Real-life Application:

Freon used in refrigeration and air conditioning.

Quick Recap

• Purification Techniques: Sublimation, Crystallization, Distillation, Differential Extraction, Chromatography.
• Characterization Techniques: Melting Point, Boiling Point, IR Spectroscopy, NMR Spectroscopy, Mass Spectrometry.
• Chemical Reactions: Nucleophilic Substitution, Elimination, Reactions with Metals.

Practice Questions

1. Explain the mechanism of the SN1 reaction using tert-butyl bromide and hydroxide ion.
2. How does the boiling point of haloalkanes change with the type of halogen and branching?
3. Describe the Finkelstein reaction with an example.
4. Why are aryl halides less reactive towards nucleophilic substitution compared to alkyl halides?
5. Write the structure and IUPAC name of 2-Bromo-2-methylpropane.
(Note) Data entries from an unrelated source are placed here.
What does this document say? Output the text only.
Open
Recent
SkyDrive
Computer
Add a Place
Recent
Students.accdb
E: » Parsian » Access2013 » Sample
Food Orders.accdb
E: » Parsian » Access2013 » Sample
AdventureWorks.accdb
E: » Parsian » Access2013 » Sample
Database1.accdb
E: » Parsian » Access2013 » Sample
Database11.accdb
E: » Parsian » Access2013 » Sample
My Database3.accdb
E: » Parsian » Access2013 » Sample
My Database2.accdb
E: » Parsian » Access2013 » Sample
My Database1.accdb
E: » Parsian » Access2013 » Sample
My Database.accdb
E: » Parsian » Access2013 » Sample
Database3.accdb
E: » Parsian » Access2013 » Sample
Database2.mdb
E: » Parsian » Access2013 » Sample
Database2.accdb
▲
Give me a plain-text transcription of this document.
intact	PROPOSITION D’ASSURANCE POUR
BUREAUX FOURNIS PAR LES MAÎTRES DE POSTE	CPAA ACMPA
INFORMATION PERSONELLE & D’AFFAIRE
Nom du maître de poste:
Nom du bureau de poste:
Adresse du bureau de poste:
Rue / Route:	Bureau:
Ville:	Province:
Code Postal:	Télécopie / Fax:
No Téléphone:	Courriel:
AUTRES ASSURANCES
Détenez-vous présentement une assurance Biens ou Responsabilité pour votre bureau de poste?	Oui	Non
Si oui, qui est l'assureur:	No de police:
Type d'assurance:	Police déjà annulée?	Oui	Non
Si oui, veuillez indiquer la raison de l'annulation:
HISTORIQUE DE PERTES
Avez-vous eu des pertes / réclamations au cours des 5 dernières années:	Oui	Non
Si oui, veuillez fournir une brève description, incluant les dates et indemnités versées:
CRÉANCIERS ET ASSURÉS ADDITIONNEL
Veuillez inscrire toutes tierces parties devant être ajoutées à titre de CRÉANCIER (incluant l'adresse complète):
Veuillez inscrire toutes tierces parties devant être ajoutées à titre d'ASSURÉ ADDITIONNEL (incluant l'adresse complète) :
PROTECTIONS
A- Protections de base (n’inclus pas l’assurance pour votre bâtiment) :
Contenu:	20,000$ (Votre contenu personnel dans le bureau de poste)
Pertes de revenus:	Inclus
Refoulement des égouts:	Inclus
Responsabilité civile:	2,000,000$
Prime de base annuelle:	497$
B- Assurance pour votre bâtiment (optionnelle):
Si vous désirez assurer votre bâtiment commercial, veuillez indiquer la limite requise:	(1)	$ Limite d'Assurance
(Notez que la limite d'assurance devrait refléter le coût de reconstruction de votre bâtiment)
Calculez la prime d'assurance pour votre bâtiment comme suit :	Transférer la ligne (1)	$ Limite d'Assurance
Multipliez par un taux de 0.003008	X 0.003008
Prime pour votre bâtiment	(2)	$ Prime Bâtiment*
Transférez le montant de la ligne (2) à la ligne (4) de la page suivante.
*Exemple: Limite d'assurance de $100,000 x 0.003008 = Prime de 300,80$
Answers to Practice Questions

1. SN1 Mechanism: Formation of carbocation intermediate, followed by nucleophilic attack.
2. Boiling Point: Increases with size and mass of halogen, decreases with branching.
3. Finkelstein Reaction: Halogen exchange, e.g., $R-Cl+NaI\to R-I+NaCl$.
4. Reactivity of Aryl Halides: Due to resonance stabilization and sp2 hybridization of carbon.
5. Structure and IUPAC Name: $(C{H}_3{)}_{3}CBr$, 2-Bromo-2-methylpropane.

Glossary

• Sublimation: Direct transition from solid to vapor phase.
• Crystallization: Purification based on solubility differences.
• Distillation: Separation based on boiling point differences.
• Chromatography: Separation based on differential affinities.
• IR Spectroscopy: Identification of functional groups.
• NMR Spectroscopy: Structural analysis based on magnetic environment.
• Mass Spectrometry: Determination of molecular mass and structure.